The injured were treated by ski patrol and taken off the mountain for treatment by emergency medical responders, Austin said.
About 230 people were riding the King Pine quad lift at the time of the accident, officials said. Those still on board after the lift was stopped were evacuated.
An inspector from State of Maine Board of Elevator and Tramway Safety was investigating the chairlift malfunction. The chairlift receives routine daily inspections for safety, Austin said.
The resort is hosting the U.S. national ski championships starting this week with top skiers like Lindsey Vonn and Mikaela Shiffrin.
The ski industry points out that riding a chairlift is safer than riding an elevator, and there has not been a death due to mechanical malfunction since 1973.
But there have been at least four other malfunctions causing injury since 2000 nationwide, according to the National Ski Areas Association, but the ages of those lifts were unknown.
At Sugarloaf, the December 2010 incident involved a 35-year-old double chairlift – since replaced – that was being worked on while skiers were on board. Saturday’s incident involved a 27-year-old quad chairlift.
The King Pine lift that malfunctioned over the weekend had passed its annual state inspection and a dynamic load test that’s required every seven years last fall, said Sugarloaf spokesman Ethan Austin.
Older lifts aren’t necessarily unsafe if they’re properly maintained, but they become functionally obsolete because skiers reject them as too slow and as they become too expensive to maintain.
“Lifts aren’t designed to last forever,” said Mark Di Nola, a ski safety consultant in New Hampshire who serves as an expert witness in ski-related lawsuits.
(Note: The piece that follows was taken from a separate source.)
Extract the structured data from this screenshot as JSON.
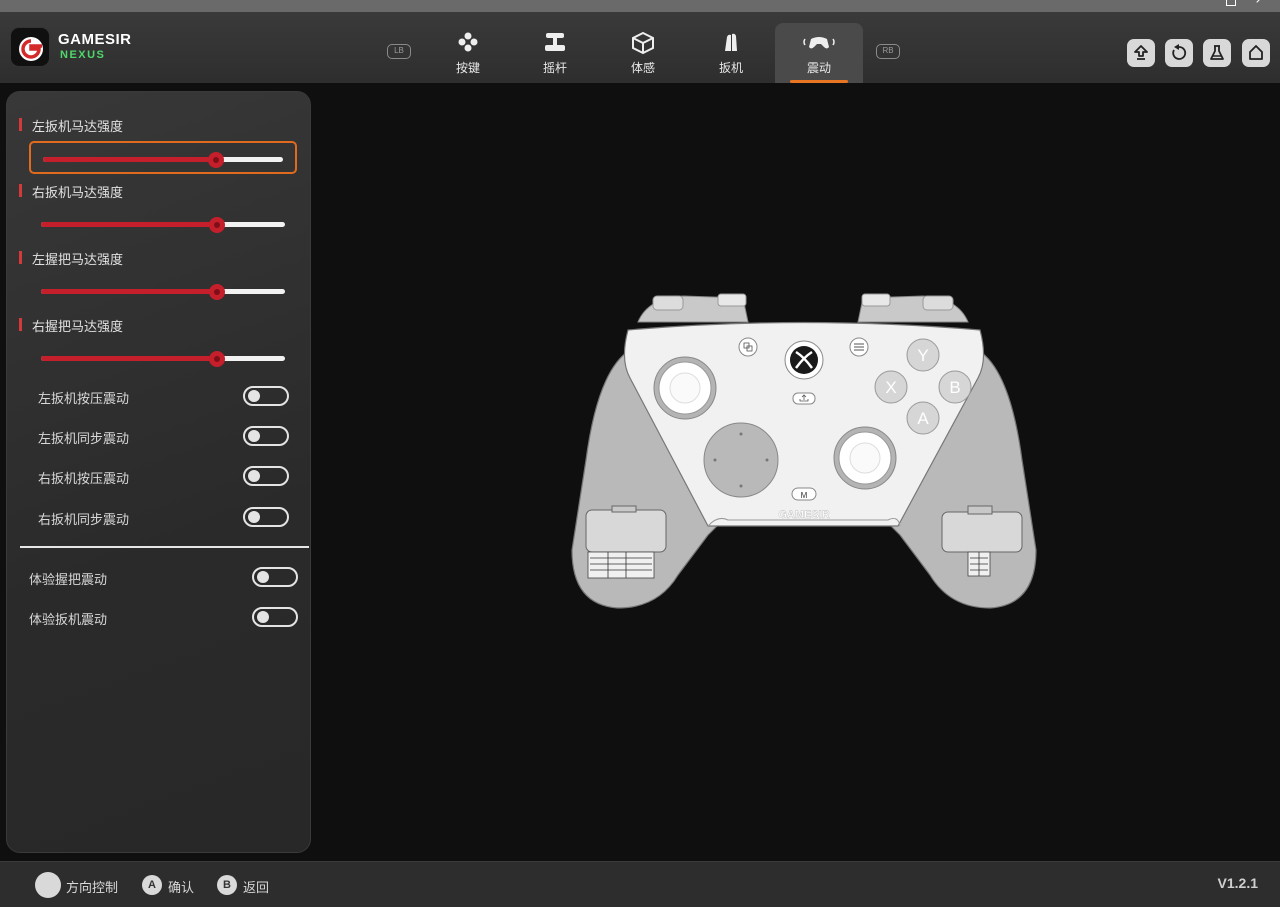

Steve Kircher, president of eastern operations for Boyne Resorts, which operates Sugarloaf, took exception to the notion that aging chairlifts lifts are problematic.
“Having literally grown up in the ski industry, I can tell you that age of equipment generally does not translate into higher risk. There are lifts operating successfully all over the world that are considerably older than King Pine. I’ve also been around long enough to know that new lifts can have mechanical issues,” he said.
The incident has not shaken the confidence of the U.S. Ski and Snowboarding Association as Sugarloaf prepares to host the national championships.
“We have been in touch with Sugarloaf. The lift in question has no impact on our event. We are confident in Sugarloaf’s ability to conduct our U.S. Championships,” spokesman Tom Kelly said.